Web visualizer based on vulkan is in future plans, but not available for now. I'm still trying to implement the radix sort by taichi, but meet some problem for int64 support. The parquet file is just a pandas table, the columns are very straightforward. You can just take the x,y,z,alpha columns to build any point cloud file. However, most of the points in the point cloud are almost transparent, I've tried to build mesh by the point cloud but the result is not very good. Maybe MarchCube method still works, but it requires a lot more code.

hardikdava commented 1 year ago

@wanmeihuali Thanks for your reply. I was able to extract pointcloud from .parquet file. Is there anyway to get textured mesh output? Like converting feature vectors to meaningful RGB values?

wanmeihuali commented 1 year ago

@hardikdava Currently, there isn't an efficient way to obtain a textured mesh output. The difficulties stem from two aspects:

You might have noticed that the alpha value in the parquet represents the opacity of each point.
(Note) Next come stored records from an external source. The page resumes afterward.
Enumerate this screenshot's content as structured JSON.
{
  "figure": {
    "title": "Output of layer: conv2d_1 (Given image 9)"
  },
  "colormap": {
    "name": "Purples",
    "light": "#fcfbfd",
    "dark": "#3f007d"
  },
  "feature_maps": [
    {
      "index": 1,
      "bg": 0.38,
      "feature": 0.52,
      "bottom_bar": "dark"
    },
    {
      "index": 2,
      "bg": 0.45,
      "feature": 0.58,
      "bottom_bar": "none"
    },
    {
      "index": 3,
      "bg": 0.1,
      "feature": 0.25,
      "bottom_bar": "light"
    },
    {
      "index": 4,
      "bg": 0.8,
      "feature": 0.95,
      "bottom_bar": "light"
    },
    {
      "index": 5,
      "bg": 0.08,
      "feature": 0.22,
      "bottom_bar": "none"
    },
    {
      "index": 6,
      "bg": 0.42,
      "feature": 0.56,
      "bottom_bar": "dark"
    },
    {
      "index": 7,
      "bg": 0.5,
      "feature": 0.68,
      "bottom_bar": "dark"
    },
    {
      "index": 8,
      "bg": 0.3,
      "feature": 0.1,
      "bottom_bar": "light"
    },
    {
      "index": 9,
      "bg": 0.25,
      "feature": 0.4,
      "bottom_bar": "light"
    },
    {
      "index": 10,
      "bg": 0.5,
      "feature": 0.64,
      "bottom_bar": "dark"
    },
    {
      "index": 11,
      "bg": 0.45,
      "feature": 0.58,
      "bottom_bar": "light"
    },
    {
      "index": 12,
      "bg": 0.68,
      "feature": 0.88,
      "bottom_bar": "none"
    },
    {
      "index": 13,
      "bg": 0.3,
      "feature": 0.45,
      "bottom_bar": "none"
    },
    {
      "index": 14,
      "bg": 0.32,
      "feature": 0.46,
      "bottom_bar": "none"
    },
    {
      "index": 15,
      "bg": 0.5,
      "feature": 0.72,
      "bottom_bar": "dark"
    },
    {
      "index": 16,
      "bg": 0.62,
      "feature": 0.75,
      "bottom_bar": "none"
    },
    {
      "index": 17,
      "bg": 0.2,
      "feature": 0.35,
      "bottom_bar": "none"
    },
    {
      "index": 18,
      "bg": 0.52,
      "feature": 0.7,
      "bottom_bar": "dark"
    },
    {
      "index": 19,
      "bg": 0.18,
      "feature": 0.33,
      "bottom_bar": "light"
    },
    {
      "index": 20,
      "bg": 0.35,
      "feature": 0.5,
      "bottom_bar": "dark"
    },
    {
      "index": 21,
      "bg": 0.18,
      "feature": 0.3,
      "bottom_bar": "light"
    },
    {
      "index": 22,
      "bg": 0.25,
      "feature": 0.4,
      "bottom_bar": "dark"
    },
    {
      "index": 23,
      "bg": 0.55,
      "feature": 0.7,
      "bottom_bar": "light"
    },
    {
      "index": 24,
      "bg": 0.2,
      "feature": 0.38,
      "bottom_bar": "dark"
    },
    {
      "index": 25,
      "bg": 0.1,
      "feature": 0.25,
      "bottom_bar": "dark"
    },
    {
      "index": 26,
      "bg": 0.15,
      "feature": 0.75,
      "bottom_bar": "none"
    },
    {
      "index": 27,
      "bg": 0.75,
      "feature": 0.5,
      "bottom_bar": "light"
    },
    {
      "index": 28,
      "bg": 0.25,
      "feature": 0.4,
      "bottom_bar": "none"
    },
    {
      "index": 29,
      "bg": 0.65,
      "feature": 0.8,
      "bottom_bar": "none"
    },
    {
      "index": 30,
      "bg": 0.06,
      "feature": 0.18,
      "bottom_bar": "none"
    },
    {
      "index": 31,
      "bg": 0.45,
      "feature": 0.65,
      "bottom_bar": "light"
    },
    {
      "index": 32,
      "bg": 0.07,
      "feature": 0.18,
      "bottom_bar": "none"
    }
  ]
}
Algorithms like the one used here, akin to NeRF, assume all 3D objects are semi-transparent and render them through volume rendering. The issue arising from this is that, unlike traditional point clouds where points are distributed on the surface of objects, the point cloud generated by this algorithm contains numerous near-transparent points distributed near the surface of objects. The color stacking of these points accurately portrays the surface of the object. Conventional point-cloud-to-mesh algorithms struggle with this scenario, often not taking into account the opacity of the points at all. My previous experiments in this area haven't been very successful. You might need a customized point-cloud-to-mesh conversion algorithm.

Even if you manage to extract a mesh from this point cloud, obtaining the corresponding colors remains imprecise. This is because the current algorithm employs spherical harmonic functions to represent colors, meaning that the color of the same point changes depending on the camera angle. For approximate color values, I would suggest referring to the r_sh0, g_sh0, and b_sh0 columns, taking the sigmoid of each, and then mapping the result to an integer between 0 to 255. Though this color estimation may not be entirely accurate, it shouldn't be too far off.


(r', g', b')=(sigmoid(r_sh0), sigmoid(g_sh0), sigmoid(b_sh0))\times 255
hardikdava commented 11 months ago

Is it possible to use this webgl based viwer for visualizing the data? https://antimatter15.com/splat/

wanmeihuali commented 11 months ago

@hardikdava It should be possible, but you might need to modify the color computing formula by adding a sigmoid after the SH function.